Save this file as edge-to-fibonacci-cluster.json and apply it with
greymatter create cluster < edge-to-fibonacci-cluster.jsonEdge to Fibonacci Shared Rules
The edge to fibonacci shared_rules will be used to link the edge to fibonacci routes to the edge-to-fibonacci-cluster we just created.
{
"zone_key": "zone-default-zone",
"shared_rules_key": "edge-to-fibonacci-rules",
"name": "edge-to-fibonacci",
"default": {
"light": [
{
"constraint_key": "",
"cluster_key": "edge-to-fibonacci-cluster",
"metadata": null,
"properties": null,
"response_data": {},
"weight": 1
}
],
"dark": null,
"tap": null
}
}Save this file as edge-to-fibonacci-rules.json and apply it with
greymatter create shared_rules < edge-to-fibonacci-rules.jsonEdge to Fibonacci Routes
There are two route objects that need to be created to send requests through the Edge proxy to the fibonacci service. In the same way that the local route was connected to the fibonacci-domain, these routes will be connected to the edge domain, and will configure how the edge sidecar sends routes.
They are nearly identical, but one provides for the case that the path on the request to send to the fibonacci service ends in a slash, and one for the case that it doesn't.
{
"zone_key": "zone-default-zone",
"domain_key": "edge",
"route_key": "edge-to-fibonacci-route",
"path": "/services/fibonacci",
"prefix_rewrite": "/",
"shared_rules_key": "edge-to-fibonacci-rules"

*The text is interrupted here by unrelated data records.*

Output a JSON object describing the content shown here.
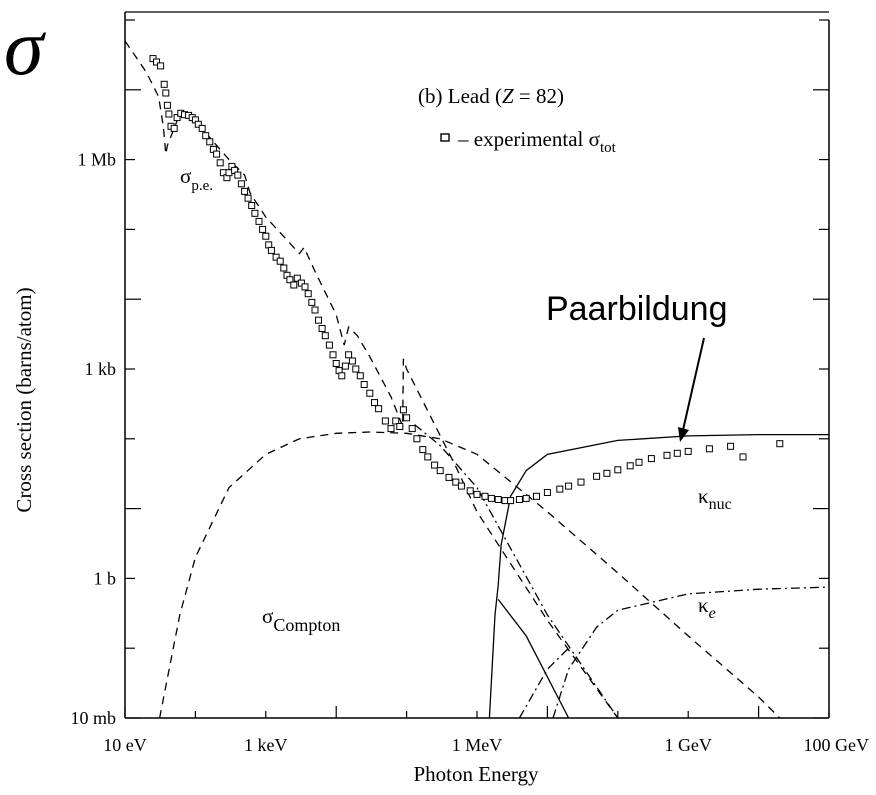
{
  "chart_data": {
    "type": "line",
    "corner_symbol": "σ",
    "title": "(b) Lead (Z = 82)",
    "title_parts": [
      "(b) Lead (",
      "Z",
      " = 82)"
    ],
    "legend_text": "– experimental σ",
    "legend_sub": "tot",
    "xlabel": "Photon Energy",
    "ylabel": "Cross section  (barns/atom)",
    "x_scale": "log",
    "y_scale": "log",
    "x_unit": "eV",
    "y_unit": "barns/atom",
    "xlim": [
      10,
      100000000000.0
    ],
    "ylim": [
      0.01,
      100000000.0
    ],
    "x_ticks": [
      {
        "value": 10,
        "label": "10 eV"
      },
      {
        "value": 1000,
        "label": "1 keV"
      },
      {
        "value": 1000000,
        "label": "1 MeV"
      },
      {
        "value": 1000000000,
        "label": "1 GeV"
      },
      {
        "value": 100000000000,
        "label": "100 GeV"
      }
    ],
    "y_ticks": [
      {
        "value": 0.01,
        "label": "10 mb"
      },
      {
        "value": 1,
        "label": "1 b"
      },
      {
        "value": 1000,
        "label": "1 kb"
      },
      {
        "value": 1000000,
        "label": "1 Mb"
      }
    ],
    "labels": {
      "pe": {
        "main": "σ",
        "sub": "p.e."
      },
      "compton": {
        "main": "σ",
        "sub": "Compton"
      },
      "knuc": {
        "main": "κ",
        "sub": "nuc"
      },
      "ke": {
        "main": "κ",
        "sub": "e"
      },
      "paar": "Paarbildung"
    },
    "series": [
      {
        "key": "pe",
        "style": "dash",
        "points": [
          [
            10,
            50000000.0
          ],
          [
            20,
            18000000.0
          ],
          [
            30,
            8000000.0
          ],
          [
            35,
            3000000.0
          ],
          [
            38,
            1200000.0
          ],
          [
            40,
            1600000.0
          ],
          [
            55,
            3600000.0
          ],
          [
            70,
            4400000.0
          ],
          [
            100,
            3600000.0
          ],
          [
            200,
            1600000.0
          ],
          [
            300,
            1000000.0
          ],
          [
            500,
            600000.0
          ],
          [
            600,
            330000.0
          ],
          [
            1000,
            150000.0
          ],
          [
            3000,
            45000.0
          ],
          [
            3500,
            55000.0
          ],
          [
            5000,
            25000.0
          ],
          [
            10000.0,
            6000.0
          ],
          [
            13000.0,
            2200.0
          ],
          [
            15000.0,
            4000.0
          ],
          [
            20000.0,
            3000.0
          ],
          [
            30000.0,
            1500.0
          ],
          [
            60000.0,
            400
          ],
          [
            88000.0,
            150
          ],
          [
            90000.0,
            1400
          ],
          [
            100000.0,
            1000
          ],
          [
            200000.0,
            250
          ],
          [
            500000.0,
            40
          ],
          [
            1000000.0,
            9
          ],
          [
            10000000.0,
            0.25
          ],
          [
            100000000.0,
            0.01
          ]
        ]
      },
      {
        "key": "compton",
        "style": "dash",
        "points": [
          [
            31,
            0.01
          ],
          [
            60,
            0.3
          ],
          [
            100,
            2
          ],
          [
            300,
            20
          ],
          [
            1000,
            60
          ],
          [
            3000,
            100
          ],
          [
            10000.0,
            120
          ],
          [
            30000.0,
            125
          ],
          [
            100000.0,
            120
          ],
          [
            300000.0,
            100
          ],
          [
            1000000.0,
            60
          ],
          [
            10000000.0,
            9
          ],
          [
            100000000.0,
            1.2
          ],
          [
            1000000000.0,
            0.15
          ],
          [
            10000000000.0,
            0.02
          ],
          [
            20000000000.0,
            0.01
          ]
        ]
      },
      {
        "key": "coherent",
        "style": "dashdot",
        "points": [
          [
            130000.0,
            160
          ],
          [
            300000.0,
            80
          ],
          [
            1000000.0,
            20
          ],
          [
            10000000.0,
            0.3
          ],
          [
            100000000.0,
            0.01
          ]
        ]
      },
      {
        "key": "knuc",
        "style": "solid",
        "points": [
          [
            1500000.0,
            0.01
          ],
          [
            1800000.0,
            0.3
          ],
          [
            2000000.0,
            0.8
          ],
          [
            2200000.0,
            3
          ],
          [
            3000000.0,
            15
          ],
          [
            5000000.0,
            35
          ],
          [
            10000000.0,
            60
          ],
          [
            100000000.0,
            95
          ],
          [
            1000000000.0,
            110
          ],
          [
            10000000000.0,
            115
          ],
          [
            100000000000.0,
            115
          ]
        ]
      },
      {
        "key": "pair_falling",
        "style": "solid",
        "points": [
          [
            2000000.0,
            0.5
          ],
          [
            5000000.0,
            0.15
          ],
          [
            20000000.0,
            0.01
          ]
        ]
      },
      {
        "key": "ke",
        "style": "dashdot",
        "points": [
          [
            12000000.0,
            0.01
          ],
          [
            20000000.0,
            0.05
          ],
          [
            50000000.0,
            0.2
          ],
          [
            100000000.0,
            0.35
          ],
          [
            1000000000.0,
            0.6
          ],
          [
            10000000000.0,
            0.7
          ],
          [
            100000000000.0,
            0.75
          ]
        ]
      },
      {
        "key": "ke_left",
        "style": "dashdot",
        "points": [
          [
            4000000.0,
            0.01
          ],
          [
            10000000.0,
            0.05
          ],
          [
            20000000.0,
            0.1
          ]
        ]
      }
    ],
    "experimental": [
      [
        25,
        28000000.0
      ],
      [
        28,
        25000000.0
      ],
      [
        32,
        22000000.0
      ],
      [
        36,
        12000000.0
      ],
      [
        38,
        9000000.0
      ],
      [
        40,
        6000000.0
      ],
      [
        42,
        4500000.0
      ],
      [
        45,
        3000000.0
      ],
      [
        50,
        2800000.0
      ],
      [
        55,
        4000000.0
      ],
      [
        62,
        4600000.0
      ],
      [
        70,
        4400000.0
      ],
      [
        80,
        4300000.0
      ],
      [
        90,
        4000000.0
      ],
      [
        100,
        3700000.0
      ],
      [
        110,
        3200000.0
      ],
      [
        125,
        2800000.0
      ],
      [
        140,
        2200000.0
      ],
      [
        160,
        1800000.0
      ],
      [
        180,
        1400000.0
      ],
      [
        200,
        1200000.0
      ],
      [
        225,
        900000.0
      ],
      [
        250,
        650000.0
      ],
      [
        280,
        550000.0
      ],
      [
        300,
        650000.0
      ],
      [
        330,
        800000.0
      ],
      [
        360,
        700000.0
      ],
      [
        400,
        600000.0
      ],
      [
        450,
        450000.0
      ],
      [
        500,
        350000.0
      ],
      [
        560,
        280000.0
      ],
      [
        630,
        220000.0
      ],
      [
        700,
        170000.0
      ],
      [
        800,
        130000.0
      ],
      [
        900,
        100000.0
      ],
      [
        1000,
        80000.0
      ],
      [
        1100,
        60000.0
      ],
      [
        1200,
        50000.0
      ],
      [
        1400,
        40000.0
      ],
      [
        1600,
        35000.0
      ],
      [
        1800,
        28000.0
      ],
      [
        2000,
        22000.0
      ],
      [
        2200,
        19000.0
      ],
      [
        2500,
        16000.0
      ],
      [
        2800,
        20000.0
      ],
      [
        3200,
        17000.0
      ],
      [
        3600,
        15000.0
      ],
      [
        4000,
        12000.0
      ],
      [
        4500,
        9000.0
      ],
      [
        5000,
        7000.0
      ],
      [
        5600,
        5000.0
      ],
      [
        6300,
        3800.0
      ],
      [
        7000,
        3000.0
      ],
      [
        8000,
        2200.0
      ],
      [
        9000,
        1600.0
      ],
      [
        10000.0,
        1200.0
      ],
      [
        11000.0,
        950
      ],
      [
        12000.0,
        800
      ],
      [
        13500.0,
        1100.0
      ],
      [
        15000.0,
        1600.0
      ],
      [
        17000.0,
        1300.0
      ],
      [
        19000.0,
        1000.0
      ],
      [
        22000.0,
        800
      ],
      [
        25000.0,
        600
      ],
      [
        30000.0,
        450
      ],
      [
        35000.0,
        330
      ],
      [
        40000.0,
        270
      ],
      [
        50000.0,
        180
      ],
      [
        60000.0,
        140
      ],
      [
        70000.0,
        180
      ],
      [
        80000.0,
        150
      ],
      [
        90000.0,
        260
      ],
      [
        100000.0,
        200
      ],
      [
        120000.0,
        140
      ],
      [
        140000.0,
        100
      ],
      [
        170000.0,
        70
      ],
      [
        200000.0,
        55
      ],
      [
        250000.0,
        42
      ],
      [
        300000.0,
        35
      ],
      [
        400000.0,
        28
      ],
      [
        500000.0,
        24
      ],
      [
        600000.0,
        21
      ],
      [
        800000.0,
        18
      ],
      [
        1000000.0,
        16
      ],
      [
        1300000.0,
        15
      ],
      [
        1600000.0,
        14
      ],
      [
        2000000.0,
        13.5
      ],
      [
        2500000.0,
        13
      ],
      [
        3000000.0,
        13
      ],
      [
        4000000.0,
        13.5
      ],
      [
        5000000.0,
        14
      ],
      [
        7000000.0,
        15
      ],
      [
        10000000.0,
        17
      ],
      [
        15000000.0,
        19
      ],
      [
        20000000.0,
        21
      ],
      [
        30000000.0,
        24
      ],
      [
        50000000.0,
        29
      ],
      [
        70000000.0,
        32
      ],
      [
        100000000.0,
        36
      ],
      [
        150000000.0,
        41
      ],
      [
        200000000.0,
        46
      ],
      [
        300000000.0,
        52
      ],
      [
        500000000.0,
        58
      ],
      [
        700000000.0,
        62
      ],
      [
        1000000000.0,
        66
      ],
      [
        2000000000.0,
        72
      ],
      [
        4000000000.0,
        78
      ],
      [
        6000000000.0,
        55
      ],
      [
        20000000000.0,
        85
      ]
    ]
  }
}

}This route looks for the path on a request into the edge proxy /services/fibonacci with no trailing slash, replaces that path with /, and sends the request to the cluster (edge-to-fibonacci-cluster) being pointed to by the edge-to-fibonacci-rules.
{
"zone_key": "zone-default-zone",
"domain_key": "edge",
"route_key": "edge-to-fibonacci-route-slash",
"path": "/services/fibonacci/",
"prefix_rewrite": "/",
"shared_rules_key": "edge-to-fibonacci-rules"

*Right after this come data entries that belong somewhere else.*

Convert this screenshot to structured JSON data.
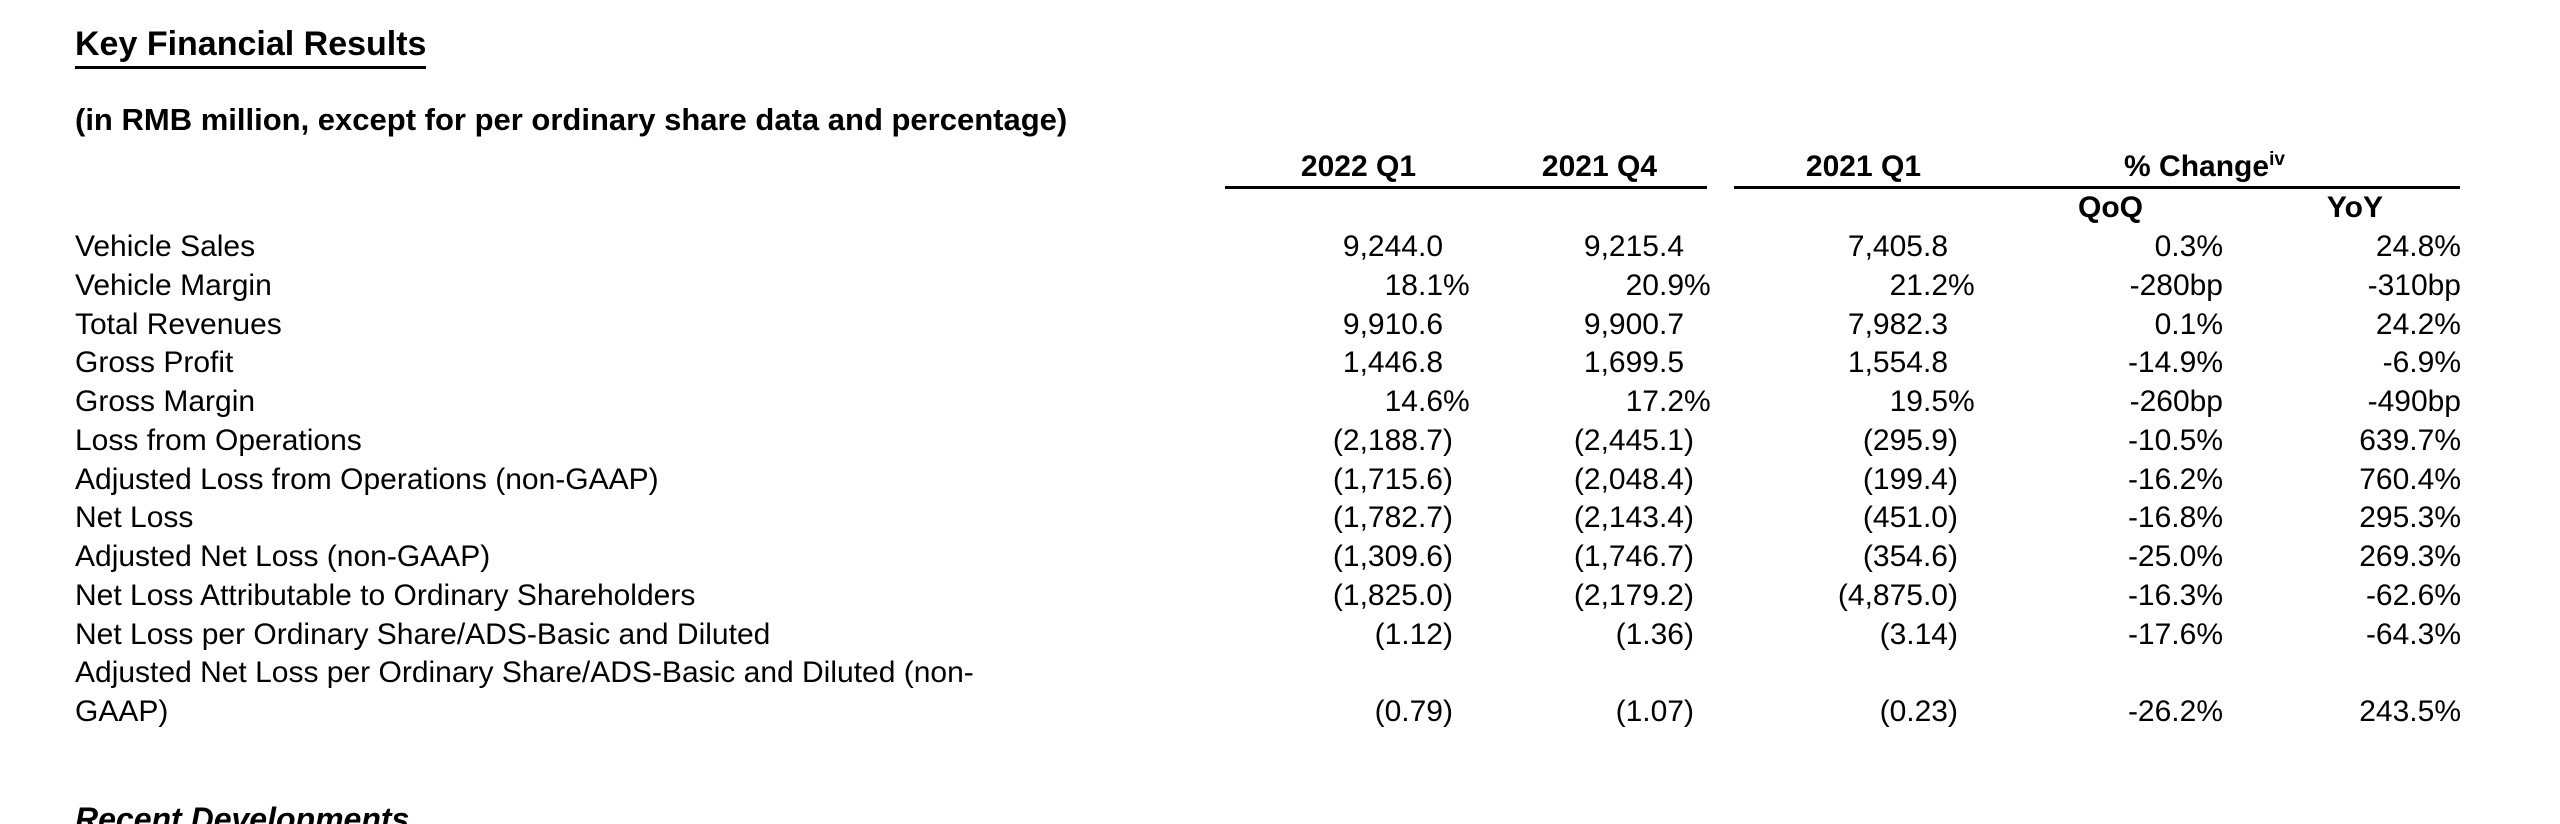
{
  "document": {
    "title": "Key Financial Results",
    "subtitle": "(in RMB million, except for per ordinary share data and percentage)",
    "next_section_title": "Recent Developments"
  },
  "table": {
    "period_headers": [
      "2022 Q1",
      "2021 Q4",
      "2021 Q1"
    ],
    "change_header": {
      "label": "% Change",
      "footnote": "iv"
    },
    "subheaders": [
      "QoQ",
      "YoY"
    ],
    "rows": [
      {
        "label": "Vehicle Sales",
        "q1_2022": "9,244.0",
        "q4_2021": "9,215.4",
        "q1_2021": "7,405.8",
        "qoq": "0.3%",
        "yoy": "24.8%"
      },
      {
        "label": "Vehicle Margin",
        "q1_2022": "18.1%",
        "q4_2021": "20.9%",
        "q1_2021": "21.2%",
        "qoq": "-280bp",
        "yoy": "-310bp"
      },
      {
        "label": "Total Revenues",
        "q1_2022": "9,910.6",
        "q4_2021": "9,900.7",
        "q1_2021": "7,982.3",
        "qoq": "0.1%",
        "yoy": "24.2%"
      },
      {
        "label": "Gross Profit",
        "q1_2022": "1,446.8",
        "q4_2021": "1,699.5",
        "q1_2021": "1,554.8",
        "qoq": "-14.9%",
        "yoy": "-6.9%"
      },
      {
        "label": "Gross Margin",
        "q1_2022": "14.6%",
        "q4_2021": "17.2%",
        "q1_2021": "19.5%",
        "qoq": "-260bp",
        "yoy": "-490bp"
      },
      {
        "label": "Loss from Operations",
        "q1_2022": "(2,188.7)",
        "q4_2021": "(2,445.1)",
        "q1_2021": "(295.9)",
        "qoq": "-10.5%",
        "yoy": "639.7%"
      },
      {
        "label": "Adjusted Loss from Operations (non-GAAP)",
        "q1_2022": "(1,715.6)",
        "q4_2021": "(2,048.4)",
        "q1_2021": "(199.4)",
        "qoq": "-16.2%",
        "yoy": "760.4%"
      },
      {
        "label": "Net Loss",
        "q1_2022": "(1,782.7)",
        "q4_2021": "(2,143.4)",
        "q1_2021": "(451.0)",
        "qoq": "-16.8%",
        "yoy": "295.3%"
      },
      {
        "label": "Adjusted Net Loss (non-GAAP)",
        "q1_2022": "(1,309.6)",
        "q4_2021": "(1,746.7)",
        "q1_2021": "(354.6)",
        "qoq": "-25.0%",
        "yoy": "269.3%"
      },
      {
        "label": "Net Loss Attributable to Ordinary Shareholders",
        "q1_2022": "(1,825.0)",
        "q4_2021": "(2,179.2)",
        "q1_2021": "(4,875.0)",
        "qoq": "-16.3%",
        "yoy": "-62.6%"
      },
      {
        "label": "Net Loss per Ordinary Share/ADS-Basic and Diluted",
        "q1_2022": "(1.12)",
        "q4_2021": "(1.36)",
        "q1_2021": "(3.14)",
        "qoq": "-17.6%",
        "yoy": "-64.3%"
      },
      {
        "label": "Adjusted Net Loss per Ordinary Share/ADS-Basic and Diluted (non-GAAP)",
        "q1_2022": "(0.79)",
        "q4_2021": "(1.07)",
        "q1_2021": "(0.23)",
        "qoq": "-26.2%",
        "yoy": "243.5%"
      }
    ]
  },
  "colors": {
    "text": "#000000",
    "background": "#ffffff",
    "rule": "#000000"
  }
}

}This route looks for the path on a request into the edge proxy /services/fibonacci/ this time with a trailing slash, replaces that path with /, and sends the request to the same cluster.

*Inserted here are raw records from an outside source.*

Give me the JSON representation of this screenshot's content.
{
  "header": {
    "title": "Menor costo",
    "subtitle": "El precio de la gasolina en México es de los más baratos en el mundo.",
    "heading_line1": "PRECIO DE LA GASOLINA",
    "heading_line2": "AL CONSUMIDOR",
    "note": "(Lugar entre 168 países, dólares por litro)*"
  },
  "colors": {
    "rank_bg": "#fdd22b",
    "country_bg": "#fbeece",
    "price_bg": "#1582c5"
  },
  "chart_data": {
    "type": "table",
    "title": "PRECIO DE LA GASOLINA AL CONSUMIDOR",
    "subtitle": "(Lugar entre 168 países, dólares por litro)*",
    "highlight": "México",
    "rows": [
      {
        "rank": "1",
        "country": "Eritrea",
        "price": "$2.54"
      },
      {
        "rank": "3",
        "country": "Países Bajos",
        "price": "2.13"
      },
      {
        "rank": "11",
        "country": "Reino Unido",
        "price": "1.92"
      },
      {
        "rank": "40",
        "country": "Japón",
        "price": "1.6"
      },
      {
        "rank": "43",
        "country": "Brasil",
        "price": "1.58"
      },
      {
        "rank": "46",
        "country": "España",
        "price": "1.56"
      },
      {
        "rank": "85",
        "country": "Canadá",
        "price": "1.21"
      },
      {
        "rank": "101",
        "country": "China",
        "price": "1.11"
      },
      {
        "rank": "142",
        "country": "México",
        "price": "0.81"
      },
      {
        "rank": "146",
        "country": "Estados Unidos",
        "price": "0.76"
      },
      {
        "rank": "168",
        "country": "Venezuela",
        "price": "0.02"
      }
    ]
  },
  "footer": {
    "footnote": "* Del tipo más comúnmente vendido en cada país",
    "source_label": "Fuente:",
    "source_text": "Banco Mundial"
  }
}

Save these files as edge-to-fibonacci-route.json and edge-to-fibonacci-route-slash.json and apply them with
greymatter create route < edge-to-fibonacci-route.json
greymatter create route < edge-to-fibonacci-route-slash.jsonOnce these routes are applied, the service is fully configured in the mesh! You should be able to access the service at https://{your-gm-ingress-url}:{your-gm-ingress-port}/services/fibonacci/ with response Alive. To send a request for a specific fibonacci number, https:///{your-gm-ingress-url}:{your-gm-ingress-port}/services/fibonacci/fibonacci/<number>.
If you don't know your gm ingress url and you followed the Quickstart Install Kubernetes guide, run
kubectl get svc edgeand copy the EXTERNAL-IP and port (by default the port will be 10808).
4. Catalog
The last step in deploying a service is to add the expected service entry to the Grey Matter Catalog service. This will interface with the control plane, and provide information to the Intelligence 360 Application for display.
{
"clusterName": "fibonacci",
"zoneName": "zone-default-zone",
"name": "Fibonacci",
"version": "1.0",
"owner": "Decipher",
"capability": "Tutorial",
"runtime": "GO",
"documentation": "/services/fibonacci/",
"prometheusJob": "fibonacci",
"minInstances": 1,
"maxInstances": 2,
"authorized": true,
"enableInstanceMetrics": true,
"enableHistoricalMetrics": true,
"metricsPort": 8081
}Save this file as fibonacci-catalog.json and using the quickstart certificates from the helm chart repository at ./certs, make the following post request to the catalog service:
curl -k -XPOST --cert <path>/<to>/<certs>/quickstart.crt --key <path>/<to>/<certs>/quickstart.key https:///{your-gm-ingress-url}:{your-gm-ingress-port}/services/catalog/latest/clusters -d "@fibonacci-catalog.json"You'll see the following response if the addition was successful.
{"added": "fibonacci"}And the service will display in the Intelligence 360 Application.